COLORED CONVENTION HEARTLAND: BLACK ORGANIZERS, WOMEN AND THE OHIO MOVEMENT

INTRODUCTION

Black and white image of the riverfront on the Ohio River

Cincinnati Riverfront 1848, seen from Kentucky. From the Collection of the Public Library of Cincinnati and Hamilton County.

Delegates to the Convention of the Colored Men of Ohio had reason to be discouraged and angry when they convened in Cincinnati in November of 1858. As the national debate over slavery intensified, African Americans in Ohio could see the tangible effects of slaveholders’ struggle to retain their grip on those they held in bondage. Yet the seasoned activists in attendance refused to yield to pessimism. They had long engaged in building institutions of mutual support reflected in Cincinnati’s African American schools, churches, and philanthropic organizations. Debates and resolutions at the convention focused on strategies for moving forward under difficult political conditions.

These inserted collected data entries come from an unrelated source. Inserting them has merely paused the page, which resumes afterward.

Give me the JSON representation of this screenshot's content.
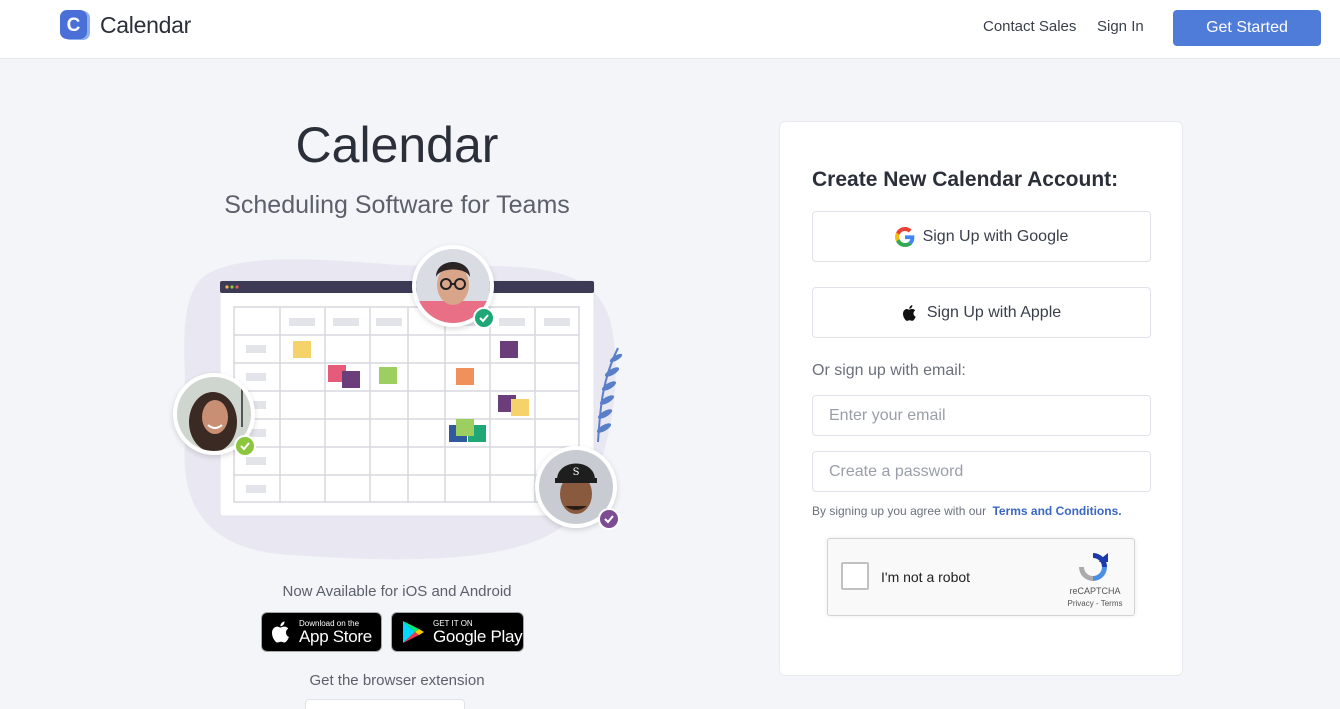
{
  "header": {
    "logo_text": "Calendar",
    "logo_letter": "C",
    "nav": {
      "contact_sales": "Contact Sales",
      "sign_in": "Sign In",
      "get_started": "Get Started"
    }
  },
  "hero": {
    "title": "Calendar",
    "subtitle": "Scheduling Software for Teams",
    "available_text": "Now Available for iOS and Android",
    "app_store": {
      "small": "Download on the",
      "big": "App Store"
    },
    "google_play": {
      "small": "GET IT ON",
      "big": "Google Play"
    },
    "extension_text": "Get the browser extension"
  },
  "signup": {
    "title": "Create New Calendar Account:",
    "google_button": "Sign Up with Google",
    "apple_button": "Sign Up with Apple",
    "or_email": "Or sign up with email:",
    "email_placeholder": "Enter your email",
    "password_placeholder": "Create a password",
    "terms_prefix": "By signing up you agree with our",
    "terms_link": "Terms and Conditions.",
    "recaptcha": {
      "label": "I'm not a robot",
      "brand": "reCAPTCHA",
      "privacy": "Privacy",
      "separator": " - ",
      "terms": "Terms"
    }
  },
  "colors": {
    "primary": "#4f7cd8",
    "logo_blue": "#4a6fd6",
    "check_green": "#1fa776",
    "check_lime": "#8cc63f",
    "check_purple": "#7c4d93",
    "link": "#3a66c4"
  },
  "icons": {
    "logo": "calendar-logo-icon",
    "google": "google-g-icon",
    "apple": "apple-icon",
    "play": "google-play-icon",
    "recaptcha": "recaptcha-icon",
    "check": "check-icon"
  }
}
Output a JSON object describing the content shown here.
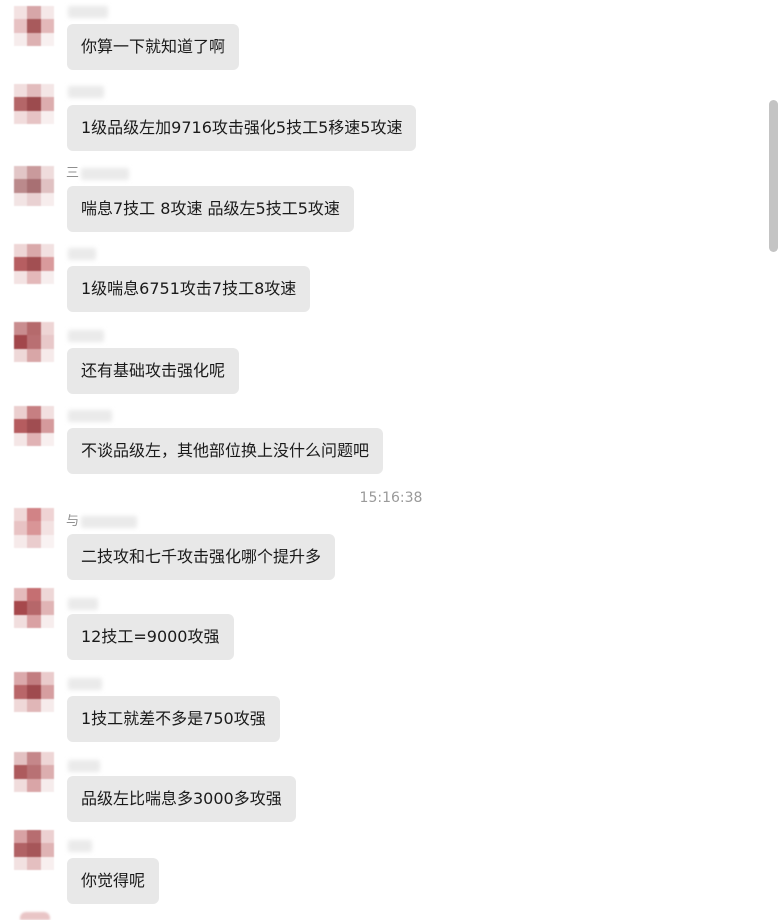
{
  "timestamp": "15:16:38",
  "messages": [
    {
      "sender": "",
      "text": "你算一下就知道了啊",
      "avatar_colors": [
        "#f3e2e2",
        "#d7a6a8",
        "#f5e8e8",
        "#e7c2c3",
        "#a85a5c",
        "#e3b8b9",
        "#f6ecec",
        "#ddb1b2",
        "#f8f0f0"
      ]
    },
    {
      "sender": "",
      "text": "1级品级左加9716攻击强化5技工5移速5攻速",
      "avatar_colors": [
        "#f1dede",
        "#e2bcbd",
        "#f4e6e6",
        "#b46668",
        "#9c4b4e",
        "#dcadae",
        "#f1dcdc",
        "#e6c3c4",
        "#f8efef"
      ]
    },
    {
      "sender": "三",
      "text": "喘息7技工 8攻速 品级左5技工5攻速",
      "avatar_colors": [
        "#e2c6c7",
        "#c99a9c",
        "#efdcdc",
        "#bb8a8c",
        "#a87073",
        "#e0c1c2",
        "#f2e4e4",
        "#e9d1d2",
        "#f7eded"
      ]
    },
    {
      "sender": "",
      "text": "1级喘息6751攻击7技工8攻速",
      "avatar_colors": [
        "#eed6d6",
        "#d9a9aa",
        "#f2e1e1",
        "#b65e61",
        "#a24f52",
        "#d99a9c",
        "#f3e3e3",
        "#e3b8b9",
        "#f7eeee"
      ]
    },
    {
      "sender": "",
      "text": "还有基础攻击强化呢",
      "avatar_colors": [
        "#c98d8f",
        "#b56a6c",
        "#eed5d5",
        "#a2474b",
        "#b96f72",
        "#e8c8c9",
        "#eed8d8",
        "#d8a6a7",
        "#f6eaea"
      ]
    },
    {
      "sender": "",
      "text": "不谈品级左，其他部位换上没什么问题吧",
      "avatar_colors": [
        "#ebcfcf",
        "#c67f82",
        "#f2e0e0",
        "#b55c5f",
        "#a04d51",
        "#d59a9c",
        "#f4e6e6",
        "#e0b2b4",
        "#f8efef"
      ]
    },
    {
      "sender": "与",
      "text": "二技攻和七千攻击强化哪个提升多",
      "avatar_colors": [
        "#f0d8d8",
        "#d18386",
        "#efd3d4",
        "#e8c3c4",
        "#d99597",
        "#f3e2e2",
        "#f6eaea",
        "#eacccd",
        "#f9f2f2"
      ]
    },
    {
      "sender": "",
      "text": "12技工=9000攻强",
      "avatar_colors": [
        "#e4bbbc",
        "#c56f72",
        "#eed7d7",
        "#a6484c",
        "#b6676a",
        "#e0b4b5",
        "#f1dede",
        "#d9a1a3",
        "#f7eded"
      ]
    },
    {
      "sender": "",
      "text": "1技工就差不多是750攻强",
      "avatar_colors": [
        "#dba9ab",
        "#c27d80",
        "#eacbcc",
        "#b96669",
        "#9f4a4e",
        "#d69ea0",
        "#efd8d8",
        "#e0b6b7",
        "#f6ebeb"
      ]
    },
    {
      "sender": "",
      "text": "品级左比喘息多3000多攻强",
      "avatar_colors": [
        "#e3c1c2",
        "#c5878a",
        "#eed6d6",
        "#ad5a5d",
        "#b87174",
        "#dcaeaf",
        "#f0dcdc",
        "#d9a5a7",
        "#f6ecec"
      ]
    },
    {
      "sender": "",
      "text": "你觉得呢",
      "avatar_colors": [
        "#d8a2a4",
        "#b76d70",
        "#ecd0d1",
        "#b16265",
        "#a65659",
        "#dfb3b4",
        "#f2e1e1",
        "#e4bfc0",
        "#f8efef"
      ]
    }
  ]
}
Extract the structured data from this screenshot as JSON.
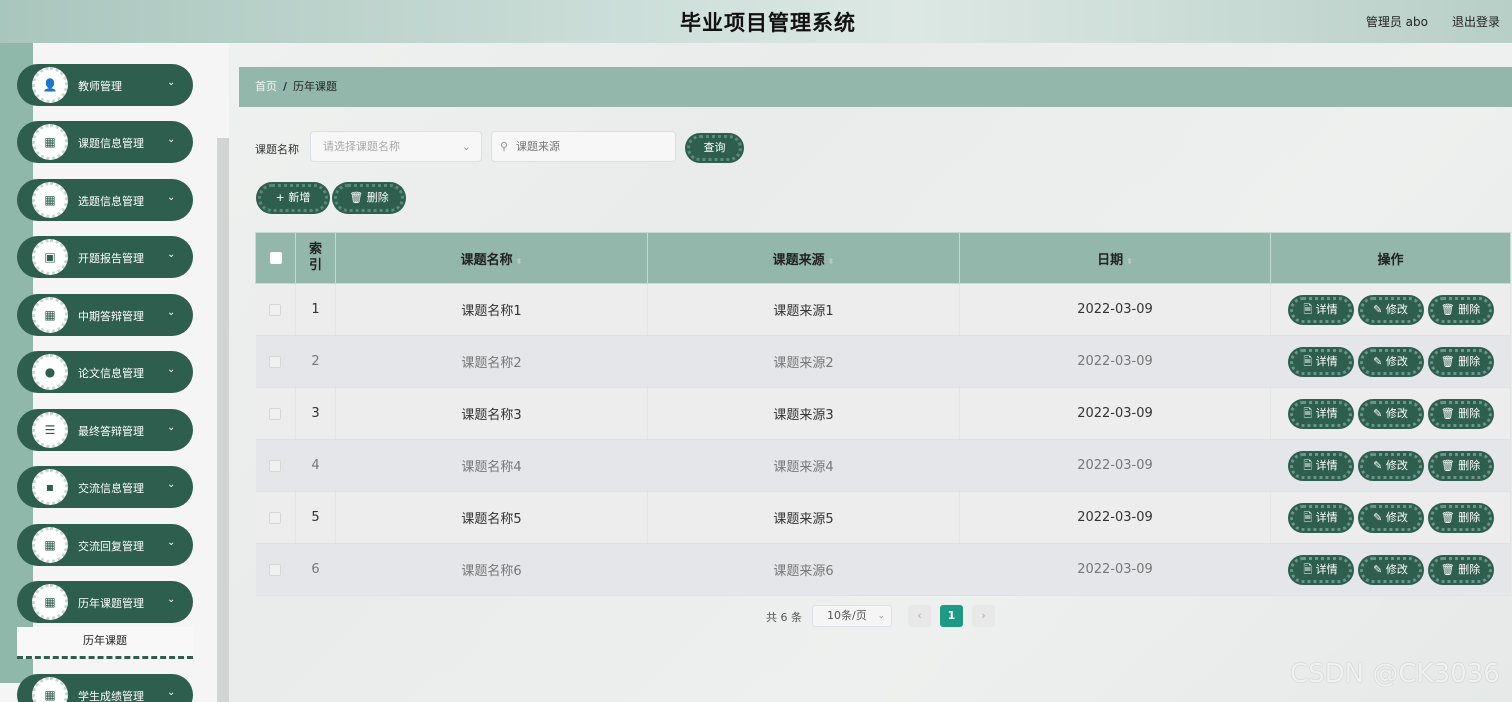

Located on the Ohio River, Cincinnati, Ohio was a goal of fugitives from the slave state of Kentucky, implicating Black Cincinnatians in their struggles to escape bondage. Not surprisingly, the 1858 convention petitioned the federal government to “immediately and unconditionally abolish that essence of infernalisms—American Slavery.” The convention also addressed the United States Supreme Court ruling in Dred Scott only a year earlier that the Constitution prohibited Congress from banning slavery from territories and that people of African descent could not be citizens and had no right to sue in a court of law. In a resolution that occasioned no debate, delegates voted that “colored men are absolved from all allegiance to a government that withdraws all protection” from them.

Delegates also opposed Ohio’s discriminatory Black Laws, but they debated whether the state “forefeit[ed] her claim to be called Christian or Republican.” Some delegates did not feel justified in denying the “Christian character” of the state, and others feared the words were a “covert attack” on religion. Baptist pastor Reverend Wallace Shelton may have been responsible for the resolution’s success when he stated he “thought that if to love impartial justice and mercy was an attribute of a Christian State, then a state against which such charges as were made in the resolution could lie, was surely not a Christian State.” Another contested question centered on the merits of emigration from a country that professed to value liberty but protected slavery. The resolution opposing emigration apparently passed largely because of the argument that the labor and sacrifice necessary “to founding a home elsewhere” could be better spent securing African American rights in the United States.